The way I understand node.js, the way to do this would be to delegate the validations to a different function (to avoid waiting for each validation to finish), and supply two callback functions to the functions which validate the chunks of data:
* a callback to call when validation is successful
* a callback to call when validation fails
It's easy to now return to the user with a "please wait" message, but I have to wait for all validations to clear (or fail) before storing the data or explaining the problem to the user. As a simple way to figure out if all the validations are done I thought of using a variable that counts the number of functions that called the callback, and emitting a "validation complete" event to store the validated data (or get back to the user with any errors). Or, alternatively, emit an event after each validation is complete and in that event's code check if all validations are complete before emitting the "store" / "error" events.
My question is -- am I approaching this correctly? Or is there a more suitable way to do these kinds of things with node.js (or similar event-based systems).
Thank you!
Alon
Are your validations asynchronous? If they are not you can use the code you posted, the "regular" one.
If the validations are asynchronous (checking uniqueness of an email for instance), you need to provide callbacks:
var validateUniqueEmail = function (data, callback) {
db.find({email: data.email}, function (err, result) {
callback(err, result === null);
})
};
var validateAndStore = function (data, callback) {
asyncValidation(data, function (err, is_valid) {
if (err) {
callback(err, null);
} else if (!is_valid) {
callback('Email is not unique', null);
} else {
db.store(data, callback);
}
});
}
The code above can be simplified a lot by using some validator or ORM modules already existing
example: mongolia validator module.
Let's go. Basically, what you want to do is something along the lines of :
var validate(data, cb){
var allOk = true;
for(var key in data){
allOk = allOk && validate[key](data.key); // validator depends on the key
}
if (allOk) cb(null, data); else cb(new Error "bleh");
}
This could be done the following way (note how we pass the failed keys as the first (error) argument to the callback):
var validate(data, cb){
var status = {true:[], false:[]},
total = Object.keys(data).length,
done = 0;
for (var key in data)
(function(key){
validate[key](data[key], function(ok){
status[ok].push(key);
if (++done == total){
status[false].length ? cb(status[false]) : cb(null);
}
});
})(key);
}
Which you can use this way :
validate(data, function(failures){
if (failures){
// tell the user the input does not validate on the keys stored in failures
} else {
// all ok
store(data);
}
});
Correct me if I'm wrong, but I think what you're asking is how to handle the response from multiple asynchronous calls.

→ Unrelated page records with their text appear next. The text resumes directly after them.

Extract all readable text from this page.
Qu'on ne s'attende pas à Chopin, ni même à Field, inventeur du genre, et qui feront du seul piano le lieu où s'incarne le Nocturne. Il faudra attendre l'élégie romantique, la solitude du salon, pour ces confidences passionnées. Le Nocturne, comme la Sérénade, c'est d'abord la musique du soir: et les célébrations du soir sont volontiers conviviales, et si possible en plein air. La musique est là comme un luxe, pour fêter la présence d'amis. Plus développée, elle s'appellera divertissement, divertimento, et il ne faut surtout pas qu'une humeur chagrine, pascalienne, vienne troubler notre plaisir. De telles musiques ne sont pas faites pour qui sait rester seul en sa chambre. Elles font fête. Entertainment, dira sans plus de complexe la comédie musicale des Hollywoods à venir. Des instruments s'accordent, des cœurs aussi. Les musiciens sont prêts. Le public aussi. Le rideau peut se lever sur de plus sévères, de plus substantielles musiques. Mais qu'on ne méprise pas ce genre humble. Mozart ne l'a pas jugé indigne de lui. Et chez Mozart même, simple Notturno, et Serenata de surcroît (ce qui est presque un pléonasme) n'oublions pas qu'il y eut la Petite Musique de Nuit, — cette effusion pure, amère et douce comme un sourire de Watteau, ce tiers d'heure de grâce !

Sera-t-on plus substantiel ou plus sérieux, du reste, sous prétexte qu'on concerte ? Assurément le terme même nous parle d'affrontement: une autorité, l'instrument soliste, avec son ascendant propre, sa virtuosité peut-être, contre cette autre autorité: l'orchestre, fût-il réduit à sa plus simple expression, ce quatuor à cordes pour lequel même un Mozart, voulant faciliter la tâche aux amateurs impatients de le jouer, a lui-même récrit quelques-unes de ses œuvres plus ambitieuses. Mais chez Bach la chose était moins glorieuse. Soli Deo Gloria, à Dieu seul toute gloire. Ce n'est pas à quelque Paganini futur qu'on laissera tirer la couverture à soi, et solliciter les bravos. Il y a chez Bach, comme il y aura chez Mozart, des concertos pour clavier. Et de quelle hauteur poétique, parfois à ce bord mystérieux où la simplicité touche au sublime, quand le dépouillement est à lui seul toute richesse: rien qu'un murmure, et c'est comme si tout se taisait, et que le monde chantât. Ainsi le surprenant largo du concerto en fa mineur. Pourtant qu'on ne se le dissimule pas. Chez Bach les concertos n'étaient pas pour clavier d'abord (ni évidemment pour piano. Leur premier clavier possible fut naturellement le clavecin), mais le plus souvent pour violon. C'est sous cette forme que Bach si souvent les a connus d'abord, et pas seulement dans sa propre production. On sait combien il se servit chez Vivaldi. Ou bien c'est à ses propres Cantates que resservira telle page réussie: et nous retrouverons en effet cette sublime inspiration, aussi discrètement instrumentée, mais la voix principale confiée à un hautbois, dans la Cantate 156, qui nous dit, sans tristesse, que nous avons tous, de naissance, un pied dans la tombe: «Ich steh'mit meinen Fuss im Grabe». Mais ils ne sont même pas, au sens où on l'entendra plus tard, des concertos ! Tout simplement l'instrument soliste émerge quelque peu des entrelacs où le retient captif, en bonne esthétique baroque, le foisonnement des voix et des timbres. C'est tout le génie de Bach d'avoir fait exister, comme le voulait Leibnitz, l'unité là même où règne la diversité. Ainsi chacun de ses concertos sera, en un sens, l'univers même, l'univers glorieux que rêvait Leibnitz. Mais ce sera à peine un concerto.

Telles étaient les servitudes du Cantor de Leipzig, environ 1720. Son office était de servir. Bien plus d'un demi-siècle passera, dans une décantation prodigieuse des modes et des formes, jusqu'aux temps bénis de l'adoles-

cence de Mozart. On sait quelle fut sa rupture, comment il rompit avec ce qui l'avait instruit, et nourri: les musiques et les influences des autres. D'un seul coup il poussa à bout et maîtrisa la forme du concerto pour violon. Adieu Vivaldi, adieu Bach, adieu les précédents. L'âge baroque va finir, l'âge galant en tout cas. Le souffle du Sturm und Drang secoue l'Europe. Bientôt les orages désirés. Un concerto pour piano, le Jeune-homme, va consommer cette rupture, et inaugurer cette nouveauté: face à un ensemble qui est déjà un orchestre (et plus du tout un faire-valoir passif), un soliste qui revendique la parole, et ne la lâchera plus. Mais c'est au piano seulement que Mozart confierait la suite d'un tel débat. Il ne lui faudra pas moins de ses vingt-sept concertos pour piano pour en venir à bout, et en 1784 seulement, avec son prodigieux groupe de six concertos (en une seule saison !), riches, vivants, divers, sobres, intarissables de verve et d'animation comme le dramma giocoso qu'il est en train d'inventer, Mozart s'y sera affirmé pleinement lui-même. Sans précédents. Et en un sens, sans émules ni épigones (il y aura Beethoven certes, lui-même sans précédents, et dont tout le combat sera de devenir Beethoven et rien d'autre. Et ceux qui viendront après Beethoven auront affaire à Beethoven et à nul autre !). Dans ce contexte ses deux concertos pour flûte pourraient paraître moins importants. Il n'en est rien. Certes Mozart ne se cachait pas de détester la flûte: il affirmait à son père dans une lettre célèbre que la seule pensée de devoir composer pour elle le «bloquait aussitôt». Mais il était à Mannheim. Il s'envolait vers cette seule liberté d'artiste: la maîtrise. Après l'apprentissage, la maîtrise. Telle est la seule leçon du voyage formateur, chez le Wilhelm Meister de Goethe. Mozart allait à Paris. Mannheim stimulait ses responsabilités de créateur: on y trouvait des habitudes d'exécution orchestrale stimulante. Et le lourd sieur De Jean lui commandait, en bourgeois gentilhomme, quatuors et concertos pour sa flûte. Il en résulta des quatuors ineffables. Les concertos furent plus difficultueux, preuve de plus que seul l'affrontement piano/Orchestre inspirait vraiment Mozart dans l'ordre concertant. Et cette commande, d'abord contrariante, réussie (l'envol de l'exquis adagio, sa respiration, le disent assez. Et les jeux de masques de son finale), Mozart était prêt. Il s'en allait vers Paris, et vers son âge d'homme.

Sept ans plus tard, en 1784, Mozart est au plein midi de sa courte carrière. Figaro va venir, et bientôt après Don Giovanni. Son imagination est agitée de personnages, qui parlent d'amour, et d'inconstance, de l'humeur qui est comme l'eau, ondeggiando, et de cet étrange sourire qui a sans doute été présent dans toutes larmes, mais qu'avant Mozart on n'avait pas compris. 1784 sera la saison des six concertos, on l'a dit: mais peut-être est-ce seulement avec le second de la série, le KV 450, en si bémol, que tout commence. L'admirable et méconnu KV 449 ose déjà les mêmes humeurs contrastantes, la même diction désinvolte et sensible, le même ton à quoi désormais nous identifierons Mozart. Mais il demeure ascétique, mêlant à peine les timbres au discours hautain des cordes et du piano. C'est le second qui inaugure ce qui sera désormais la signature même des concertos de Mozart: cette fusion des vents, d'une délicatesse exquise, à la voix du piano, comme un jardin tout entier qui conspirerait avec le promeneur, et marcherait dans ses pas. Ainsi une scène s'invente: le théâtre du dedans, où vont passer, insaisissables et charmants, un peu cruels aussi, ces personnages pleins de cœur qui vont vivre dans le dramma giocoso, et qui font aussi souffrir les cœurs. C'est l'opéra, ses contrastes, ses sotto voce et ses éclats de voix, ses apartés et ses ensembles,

Here's how I do it (using your validation example):
var result = {};
function isAllDataAvailable() {
return result.name !== undefined
&& result.address !== undefined
&& result.id !== undefined;
}
function callback(error) {
if (error) {
showError(error);
// terminate here (?)
return;
}
if (isAllDataAvailable()) {
showOutput();
}
}
validateName(data, callback);
validateAddress(data, callback);
validateEmail(data, callback);
The key here is the result object, which starts out as empty. As each field gets validated, it gets added to the result object (by the validation functions, which I've left out in the above snippet). I've used a single callback method, but you could have multiple, say callbackName, callbackAddress, etc. The validation results are processed only if and when the result object has been fully populated, which is checked in isAllDataAvailable.
Hope this helps.
Consider using: https://github.com/asaf/nodejs-model
It will make your life much easier when dealing with validators.